Some different SoCs use different addresses for the debug base and CTI base registers, as well as the additional changes required to enable EUD. If you’re able to make this work on your board/SoC, please do open an issue on the linux-msm fork and let us know what worked for you.

Additionally, there is a strange quirk where the sticky reset bit of the PRSR register is always set, perhaps relating to SMP. For now the sticky reset behaviour of OpenOCD is stubbed out but it would be good to figure out what’s going on.

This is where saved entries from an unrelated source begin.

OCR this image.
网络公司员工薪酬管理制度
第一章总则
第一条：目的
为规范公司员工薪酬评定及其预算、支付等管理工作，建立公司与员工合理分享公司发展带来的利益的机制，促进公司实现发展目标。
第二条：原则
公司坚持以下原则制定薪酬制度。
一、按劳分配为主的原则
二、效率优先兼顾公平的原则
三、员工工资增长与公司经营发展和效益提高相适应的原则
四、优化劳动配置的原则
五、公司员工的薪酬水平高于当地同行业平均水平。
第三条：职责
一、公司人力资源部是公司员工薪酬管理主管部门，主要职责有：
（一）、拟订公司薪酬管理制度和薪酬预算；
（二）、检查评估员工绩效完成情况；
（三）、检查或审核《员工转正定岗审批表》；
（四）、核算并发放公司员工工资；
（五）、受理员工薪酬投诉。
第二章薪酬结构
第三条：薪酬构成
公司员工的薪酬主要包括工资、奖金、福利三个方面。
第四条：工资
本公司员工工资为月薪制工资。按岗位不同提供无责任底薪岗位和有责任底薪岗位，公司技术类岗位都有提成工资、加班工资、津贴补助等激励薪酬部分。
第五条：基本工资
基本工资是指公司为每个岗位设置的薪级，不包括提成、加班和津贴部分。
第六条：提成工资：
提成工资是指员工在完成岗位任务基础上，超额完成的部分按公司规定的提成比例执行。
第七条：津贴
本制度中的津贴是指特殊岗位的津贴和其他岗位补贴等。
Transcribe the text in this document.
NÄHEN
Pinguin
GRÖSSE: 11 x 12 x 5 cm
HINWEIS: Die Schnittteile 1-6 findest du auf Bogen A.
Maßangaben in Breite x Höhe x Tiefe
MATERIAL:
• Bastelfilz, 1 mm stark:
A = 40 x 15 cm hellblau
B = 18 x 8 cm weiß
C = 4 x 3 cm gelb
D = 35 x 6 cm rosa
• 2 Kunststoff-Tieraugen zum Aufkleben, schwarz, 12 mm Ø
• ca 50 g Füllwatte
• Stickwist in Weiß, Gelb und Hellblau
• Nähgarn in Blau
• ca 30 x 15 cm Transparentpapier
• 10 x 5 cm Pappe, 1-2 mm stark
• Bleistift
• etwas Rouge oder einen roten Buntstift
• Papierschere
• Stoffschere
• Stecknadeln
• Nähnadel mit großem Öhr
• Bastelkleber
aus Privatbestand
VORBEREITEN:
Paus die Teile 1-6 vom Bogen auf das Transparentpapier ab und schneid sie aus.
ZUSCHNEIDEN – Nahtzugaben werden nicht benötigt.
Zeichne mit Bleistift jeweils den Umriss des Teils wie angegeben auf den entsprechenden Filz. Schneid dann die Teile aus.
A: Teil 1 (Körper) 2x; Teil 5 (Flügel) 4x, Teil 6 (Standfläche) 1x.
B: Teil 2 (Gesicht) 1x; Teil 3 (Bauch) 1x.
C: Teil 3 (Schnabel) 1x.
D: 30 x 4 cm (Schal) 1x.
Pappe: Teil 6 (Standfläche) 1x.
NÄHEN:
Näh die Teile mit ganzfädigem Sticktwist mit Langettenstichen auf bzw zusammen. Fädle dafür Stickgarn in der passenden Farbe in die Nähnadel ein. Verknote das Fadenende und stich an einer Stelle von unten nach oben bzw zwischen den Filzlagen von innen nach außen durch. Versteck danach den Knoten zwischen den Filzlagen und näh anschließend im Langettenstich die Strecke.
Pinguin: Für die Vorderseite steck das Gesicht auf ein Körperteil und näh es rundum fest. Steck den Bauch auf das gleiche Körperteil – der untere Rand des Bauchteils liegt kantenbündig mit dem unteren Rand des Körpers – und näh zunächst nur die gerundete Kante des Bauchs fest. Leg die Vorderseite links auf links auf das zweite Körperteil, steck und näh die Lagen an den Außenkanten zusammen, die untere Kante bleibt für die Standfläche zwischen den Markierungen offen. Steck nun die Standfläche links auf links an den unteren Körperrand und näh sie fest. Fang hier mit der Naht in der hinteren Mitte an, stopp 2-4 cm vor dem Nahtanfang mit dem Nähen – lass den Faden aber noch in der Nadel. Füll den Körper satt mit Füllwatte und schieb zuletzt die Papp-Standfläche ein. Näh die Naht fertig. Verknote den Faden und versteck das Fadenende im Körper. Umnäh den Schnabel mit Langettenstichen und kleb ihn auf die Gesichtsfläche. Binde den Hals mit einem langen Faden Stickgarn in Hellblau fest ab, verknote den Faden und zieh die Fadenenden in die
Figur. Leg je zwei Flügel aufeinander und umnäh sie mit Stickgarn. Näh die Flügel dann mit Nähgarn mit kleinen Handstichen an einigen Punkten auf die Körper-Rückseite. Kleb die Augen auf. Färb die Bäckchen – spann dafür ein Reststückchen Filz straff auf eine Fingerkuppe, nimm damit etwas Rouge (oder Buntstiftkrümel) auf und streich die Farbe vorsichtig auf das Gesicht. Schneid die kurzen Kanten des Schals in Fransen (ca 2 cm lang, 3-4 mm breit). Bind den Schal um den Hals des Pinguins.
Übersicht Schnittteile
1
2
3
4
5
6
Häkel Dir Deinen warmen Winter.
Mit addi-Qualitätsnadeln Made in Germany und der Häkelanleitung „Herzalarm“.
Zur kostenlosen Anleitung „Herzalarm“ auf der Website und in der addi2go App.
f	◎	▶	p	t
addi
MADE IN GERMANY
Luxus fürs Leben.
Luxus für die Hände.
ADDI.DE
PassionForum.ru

SMP support in general is also currently lacking. The config file has been updated (using rcar as a reference) to define multiple CPU cores, but this doesn’t seem to behave correctly in Linux. For now it’s recommended to boot with maxcpus=1 if you want to actually debug your kernel.

Whether or not EUD is available on your device seems to depend on a variety of options: there are fuses to configure what debug functionality is allowed, as well as support for an OEM signed “debug policy” which can override this behaviour. On at least one production device (the OnePlus 6) EUD appears to be disabled via fuse, and yet it just works anyway. This device also has “crashdump mode” enabled which is not typical, this suggests that maybe OnePlus shipped the device with a loose debug policy, perhaps by mistake.

Lastly, while it is of course extremely useful to have proper JTAG for debugging the kernel (especially when it’s so effortless!). The obvious question is: can this be used to gain control of higher execution levels? And unfortunately the answer appears to be no. If you do manage to halt execution in EL2, all registers will read as 0, and not much seems to be possible, at least on a production device. If your board behaves differently do let us know!

EUD gives us a huge new surface to explore, and offers the potential to greatly improve the experience of low level debugging on Qualcomm boards. We are extremely excited that this is now published and freely available to use, and we very much hope it will become a seamless experience as the tooling and drivers are better integrated.

It is awesome to see Qualcomm’s commitment to improving the developer experience and making their platforms more open is continuing to be demonstrated in their actions, EUD has the potential to save huge amounts of money on expensive debugging equipment, drastically reduce set-up times and make remote debugging easier too (no doubt it will eventually be integrated into our existing remote debugging tooling). Quite simply this raises the foundations for anyone working on Qualcomm platforms, and we can’t wait to see what’s next.